9/13/2018 3 Comments
I looooove to read. It's probably my most favourite thing to do in the entire world. What I don't like to do is read long book reviews. Hence, I'm keeping things short, hopefully just to whet your appetite. Here are a few of my favourite books that I read this summer.
The Favourite Sister
By Jessica Knowles
Do you watch reality shows like the Bachelor and the Housewives franchise? I don’t, but I did really enjoy this book that uses the genre as its backdrop. Two sisters star in the reality show Goal Diggers about young, rich New York business women. And shockingly, just because they’re successful, doesn’t mean they aren’t backstabbing. When one sister winds up dead, the rest of the cast members seem to have more motives than Manolos. But which of these crazy characters actually gone and done it? A deliciously soapy thriller, with pop culture references aplenty, I gleefully devoured these pages. The perfect beach read.
I also loved Knowles’s first book, The Luckiest Girl Alive, where once again, things aren’t what they seem. And if you like fictionalized reality shows, check out Unreal.
Everything I Never Told You
By Celeste Ng
In Everything I Never Told You, a daughter’s death causes a family to unravel. (Not a spoiler alert, you learn of the death in the first chapter.) Oh wow, what a downer, who wants to read that?! Yeah, it is kind of heavy but what I found really interesting was the subject of family and secrecy. We are reminded that you can never truly know or understand another person and their experiences, even if you live side by side. Ok, well that's another depressing thought. But I love Ng’s work because it’s very well written while also immensely readable.
Little Fires Everywhere
By Celeste Ng
In her follow-up to Everything, Ng again sets her story in the 1970, this time in Shaker Heights, Ohio, where the author grew up. Once again exploring the themes of family and secrecy, Little Fires also looks at the meaning of motherhood and the lengths some mothers go to protect their children. The story centres around the Richardsons, a traditional suburban family - mom, dad, and three kids - who are not as stereotypical as they first appear. And when a single mom and her daughter move into an apartment the Richardsons rent out, things go topsy turvy. A lot of the subject matter feels very ripped from the headlines, as relevant today as it was 50 years ago.
Reese Witherspoon and Kerri Washington are set to star in an eight-episode TV version for Hulu. Can’t wait!
All the Ugly and Wonderful Things
By Bryn Greenwood
This is one stayed with me long after I finished the last page.

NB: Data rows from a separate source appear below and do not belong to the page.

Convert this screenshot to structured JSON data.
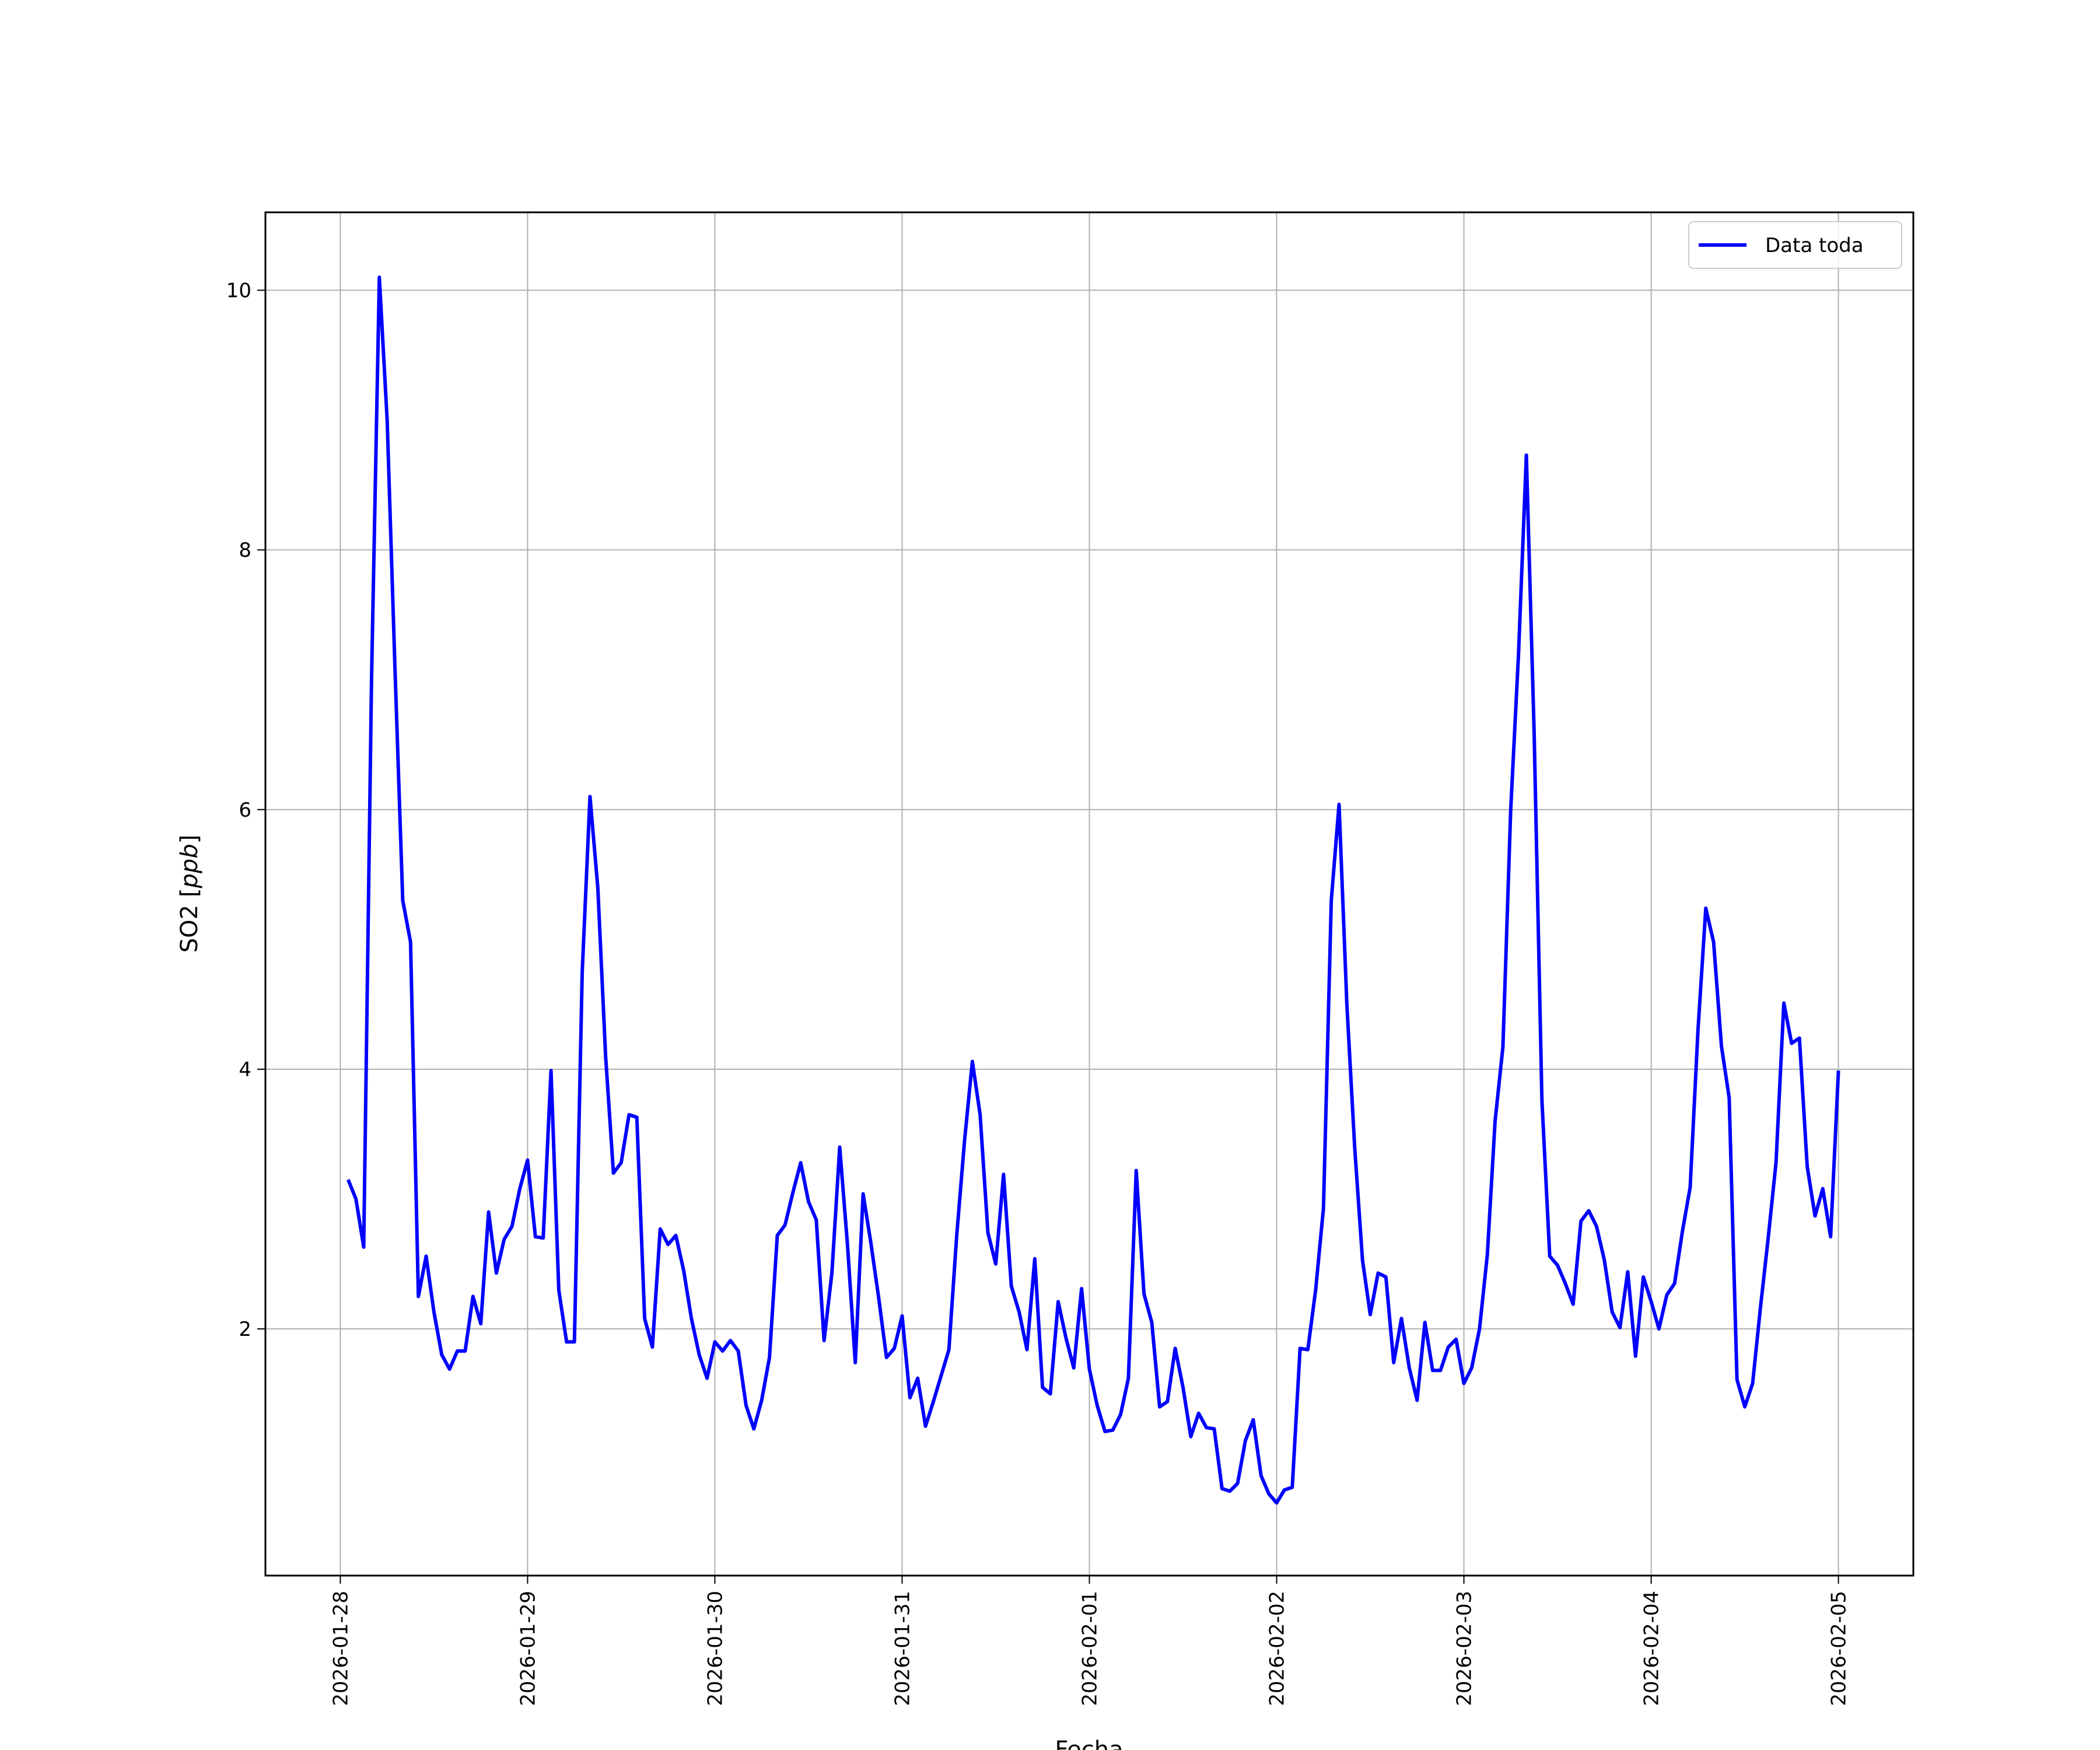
{
  "chart_data": {
    "type": "line",
    "xlabel": "Fecha",
    "ylabel": "SO2 [ppb]",
    "ylabel_main": "SO2 [",
    "ylabel_unit": "ppb",
    "ylabel_close": "]",
    "x_tick_labels": [
      "2026-01-28",
      "2026-01-29",
      "2026-01-30",
      "2026-01-31",
      "2026-02-01",
      "2026-02-02",
      "2026-02-03",
      "2026-02-04",
      "2026-02-05"
    ],
    "y_tick_labels": [
      "2",
      "4",
      "6",
      "8",
      "10"
    ],
    "y_ticks": [
      2,
      4,
      6,
      8,
      10
    ],
    "ylim": [
      0.1,
      10.6
    ],
    "xlim_days": [
      -0.4,
      8.4
    ],
    "grid": true,
    "legend_position": "top-right",
    "colors": {
      "series": "#0000ff",
      "grid": "#b0b0b0"
    },
    "series": [
      {
        "name": "Data toda",
        "x_start": "2026-01-28T01:00",
        "interval_hours": 1,
        "values": [
          3.15,
          3.0,
          2.63,
          7.0,
          10.1,
          9.0,
          7.1,
          5.3,
          4.98,
          2.25,
          2.56,
          2.13,
          1.8,
          1.69,
          1.83,
          1.83,
          2.25,
          2.04,
          2.9,
          2.43,
          2.69,
          2.79,
          3.08,
          3.3,
          2.71,
          2.7,
          3.99,
          2.3,
          1.9,
          1.9,
          4.75,
          6.1,
          5.4,
          4.1,
          3.2,
          3.28,
          3.65,
          3.63,
          2.08,
          1.86,
          2.77,
          2.65,
          2.72,
          2.45,
          2.08,
          1.8,
          1.62,
          1.9,
          1.83,
          1.91,
          1.83,
          1.41,
          1.23,
          1.45,
          1.78,
          2.72,
          2.8,
          3.05,
          3.28,
          2.98,
          2.84,
          1.91,
          2.43,
          3.4,
          2.65,
          1.74,
          3.04,
          2.66,
          2.24,
          1.78,
          1.85,
          2.1,
          1.47,
          1.62,
          1.25,
          1.44,
          1.64,
          1.84,
          2.72,
          3.45,
          4.06,
          3.65,
          2.74,
          2.5,
          3.19,
          2.33,
          2.13,
          1.84,
          2.54,
          1.55,
          1.5,
          2.21,
          1.93,
          1.7,
          2.31,
          1.69,
          1.41,
          1.21,
          1.22,
          1.34,
          1.62,
          3.22,
          2.27,
          2.05,
          1.4,
          1.44,
          1.85,
          1.55,
          1.17,
          1.35,
          1.24,
          1.23,
          0.77,
          0.75,
          0.81,
          1.14,
          1.3,
          0.87,
          0.73,
          0.66,
          0.76,
          0.78,
          1.85,
          1.84,
          2.3,
          2.93,
          5.3,
          6.04,
          4.5,
          3.4,
          2.53,
          2.11,
          2.43,
          2.4,
          1.74,
          2.08,
          1.7,
          1.45,
          2.05,
          1.68,
          1.68,
          1.86,
          1.92,
          1.58,
          1.7,
          2.0,
          2.57,
          3.6,
          4.17,
          6.0,
          7.2,
          8.73,
          6.6,
          3.76,
          2.56,
          2.49,
          2.35,
          2.19,
          2.83,
          2.91,
          2.79,
          2.53,
          2.13,
          2.01,
          2.44,
          1.79,
          2.4,
          2.21,
          2.0,
          2.26,
          2.35,
          2.75,
          3.09,
          4.3,
          5.24,
          4.98,
          4.18,
          3.78,
          1.61,
          1.4,
          1.58,
          2.16,
          2.7,
          3.28,
          4.51,
          4.2,
          4.24,
          3.25,
          2.87,
          3.08,
          2.71,
          3.99
        ]
      }
    ]
  }
}
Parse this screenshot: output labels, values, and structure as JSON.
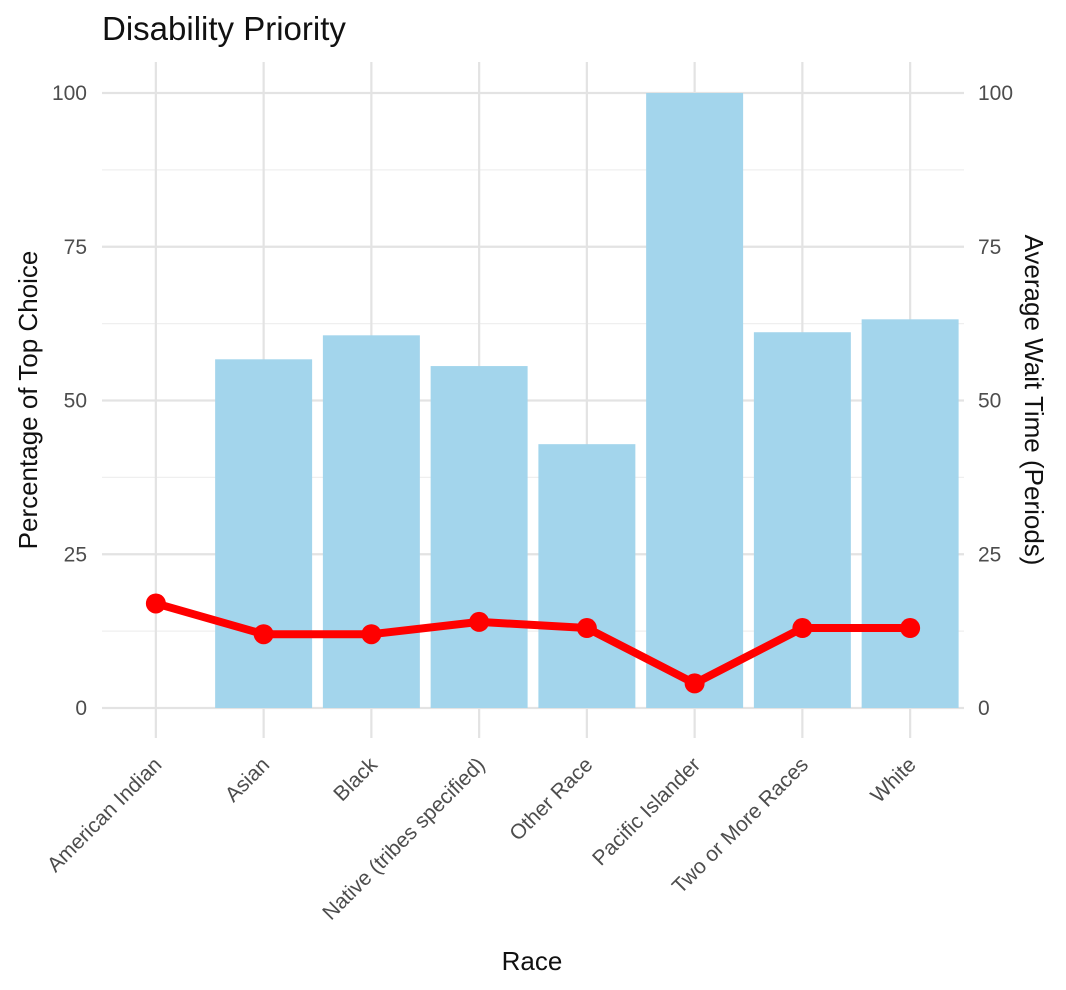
{
  "chart_data": {
    "type": "bar",
    "title": "Disability Priority",
    "xlabel": "Race",
    "ylabel": "Percentage of Top Choice",
    "y2label": "Average Wait Time (Periods)",
    "categories": [
      "American Indian",
      "Asian",
      "Black",
      "Native (tribes specified)",
      "Other Race",
      "Pacific Islander",
      "Two or More Races",
      "White"
    ],
    "ylim": [
      0,
      100
    ],
    "y2lim": [
      0,
      100
    ],
    "yticks": [
      "0",
      "25",
      "50",
      "75",
      "100"
    ],
    "y2ticks": [
      "0",
      "25",
      "50",
      "75",
      "100"
    ],
    "grid": true,
    "series": [
      {
        "type": "bar",
        "axis": "left",
        "color": "#a3d5ec",
        "values": [
          0,
          56.7,
          60.6,
          55.6,
          42.9,
          100,
          61.1,
          63.2
        ]
      },
      {
        "type": "line",
        "axis": "right",
        "color": "#ff0000",
        "values": [
          17,
          12,
          12,
          14,
          13,
          4,
          13,
          13
        ]
      }
    ]
  }
}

Bryn Greenwood tells the story of eight-year-old Wavy, whose parents are meth dealers and crazy to boot. When her little brother comes along, it’s clear to Wavy that she’s the only one adult enough to take care of him.
She soon befriends a young man named Kellen, who also happens to be one of her father’s heavies. And while he’s hardly perfect, he’s the only support she has in her very messed up world. The story follows their relationship for well over a decade. I don’t want to spoilt it but I’ll just say that at times, it's uncomfortable to read. Or is it? The book asks big questions about family and love and all the ugly and wonderful things they can entail.